|VOL. 22, NO. 21||APRIL 18, 1997|
Leading Physicist Joaquin Luttinger, 73
By Bob Nelson
oaquin Mazdak Luttinger, a leading theorist in solid state physics for whom Luttinger liquids are named, died at Mount Sinai Medical Center Apr. 6. He was professor emeritus of physics at Columbia, where he taught for 33 years. He was 73.
He died of complications resulting from myelodysplasia, a cancer of the bone marrow for which he had undergone treatment for the last three years. He was known to all as "Quin."
"Quin Luttinger was one of the world's leading theorists in condensed matter physics and field theory," said T.D. Lee, Nobel laureate and University Professor at Columbia. In the 1950s, Luttinger published theoretical papers on effective mass theory and on the quantum theory of electrical conductivity that have since become central to the field of semiconductors, according to a longtime collaborator and friend, Walter Kohn, professor emeritus of physics and research professor at U.C.-Santa Barbara. He also proposed that superconductivity does not require the presence of lattice vibrations, a theory confirmed when high-temperature superconductors were discovered in 1985.
In the sixties, he turned increasingly to mathematical models as an explanatory tool in the field of electron interactions, and began to consider models of one-dimensional electrons constrained to move only along a line. He proposed that their behavior was similar to that of a liquid but qualitatively different from that theorized by Soviet physicist and Nobelist Lev Davidovich Landau.

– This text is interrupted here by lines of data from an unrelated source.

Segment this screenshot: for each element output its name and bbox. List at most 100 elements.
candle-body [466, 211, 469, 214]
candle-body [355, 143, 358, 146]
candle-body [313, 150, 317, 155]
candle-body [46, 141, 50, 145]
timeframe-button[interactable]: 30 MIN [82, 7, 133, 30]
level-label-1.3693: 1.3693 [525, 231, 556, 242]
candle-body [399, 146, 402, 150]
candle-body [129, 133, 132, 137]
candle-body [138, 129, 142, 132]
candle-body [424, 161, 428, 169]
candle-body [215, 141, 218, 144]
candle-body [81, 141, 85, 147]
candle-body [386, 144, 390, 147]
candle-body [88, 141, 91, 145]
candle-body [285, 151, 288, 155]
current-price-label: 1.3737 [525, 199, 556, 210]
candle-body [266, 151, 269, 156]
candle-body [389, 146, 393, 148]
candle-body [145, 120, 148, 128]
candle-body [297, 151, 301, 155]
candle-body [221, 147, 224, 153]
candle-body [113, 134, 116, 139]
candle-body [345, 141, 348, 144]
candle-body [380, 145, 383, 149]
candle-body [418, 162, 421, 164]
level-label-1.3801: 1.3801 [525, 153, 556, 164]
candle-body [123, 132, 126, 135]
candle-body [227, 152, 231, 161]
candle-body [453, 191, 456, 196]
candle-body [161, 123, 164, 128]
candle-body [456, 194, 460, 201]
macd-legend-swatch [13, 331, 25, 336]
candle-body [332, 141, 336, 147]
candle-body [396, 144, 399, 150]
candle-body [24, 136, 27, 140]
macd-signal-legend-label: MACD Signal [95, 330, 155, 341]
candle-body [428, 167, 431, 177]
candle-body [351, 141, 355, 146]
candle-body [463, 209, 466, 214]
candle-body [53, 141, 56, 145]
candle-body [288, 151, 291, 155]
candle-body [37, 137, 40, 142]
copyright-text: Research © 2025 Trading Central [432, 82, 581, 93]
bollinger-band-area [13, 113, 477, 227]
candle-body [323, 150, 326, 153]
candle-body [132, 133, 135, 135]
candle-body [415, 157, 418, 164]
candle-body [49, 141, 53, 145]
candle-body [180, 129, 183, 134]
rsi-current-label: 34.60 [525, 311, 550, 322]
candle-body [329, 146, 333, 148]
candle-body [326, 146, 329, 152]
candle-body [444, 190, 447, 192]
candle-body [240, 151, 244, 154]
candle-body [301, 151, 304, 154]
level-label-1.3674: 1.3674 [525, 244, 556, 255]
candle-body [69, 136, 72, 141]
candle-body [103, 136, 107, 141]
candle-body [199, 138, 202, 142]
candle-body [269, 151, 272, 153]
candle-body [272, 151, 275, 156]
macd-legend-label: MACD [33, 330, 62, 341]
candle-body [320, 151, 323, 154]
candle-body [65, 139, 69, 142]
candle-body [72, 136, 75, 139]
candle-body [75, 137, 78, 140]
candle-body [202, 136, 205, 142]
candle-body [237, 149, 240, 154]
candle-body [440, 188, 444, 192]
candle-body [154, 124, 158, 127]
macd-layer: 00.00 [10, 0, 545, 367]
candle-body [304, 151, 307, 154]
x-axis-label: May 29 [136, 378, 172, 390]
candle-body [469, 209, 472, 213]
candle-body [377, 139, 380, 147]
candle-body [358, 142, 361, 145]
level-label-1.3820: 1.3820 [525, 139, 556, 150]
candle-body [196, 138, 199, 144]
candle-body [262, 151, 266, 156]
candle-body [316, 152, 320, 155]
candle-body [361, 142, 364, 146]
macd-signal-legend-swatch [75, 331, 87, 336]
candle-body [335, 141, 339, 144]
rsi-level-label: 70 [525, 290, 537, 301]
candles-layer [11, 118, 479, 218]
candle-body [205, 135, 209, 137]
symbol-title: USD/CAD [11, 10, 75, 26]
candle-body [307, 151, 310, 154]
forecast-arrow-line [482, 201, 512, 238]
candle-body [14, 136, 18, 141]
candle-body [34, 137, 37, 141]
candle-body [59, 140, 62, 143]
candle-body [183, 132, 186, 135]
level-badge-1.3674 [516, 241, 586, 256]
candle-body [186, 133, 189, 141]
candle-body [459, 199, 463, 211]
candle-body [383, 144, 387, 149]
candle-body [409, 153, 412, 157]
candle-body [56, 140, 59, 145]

More recently, organic molecules have been discovered in which electrons evidence the behaviors Luttinger predicted. There has been a strong renewal of interest among condensed matter theorists and superconductivity researchers in so-called Luttinger liquids, Kohn said.
He was born in New York City on Dec. 2, 1923. He earned an S.B. and PhD in physics from MIT and joined Columbia as professor of physics with tenure, a post he retained until retiring in 1993, when he was designated professor emeritus.
He spent his summers from 1953 into the 1970s conducting research at Bell Telephone Laboratories in Murray Hill, N.J., the earlier of those years with Kohn. The collaboration produced fundamental contributions to many-body quantum theory, according to Richard Friedberg, professor of physics at Barnard.
He served as chairman of the department of physics from 1977 to 1980.
In addition to his former wife Abigail Thomas, he is survived by a brother, a sister, a daughter and three stepchildren..
A memorial service will be held in St. Paul's Chapel Apr. 29 at 1:00 P.M.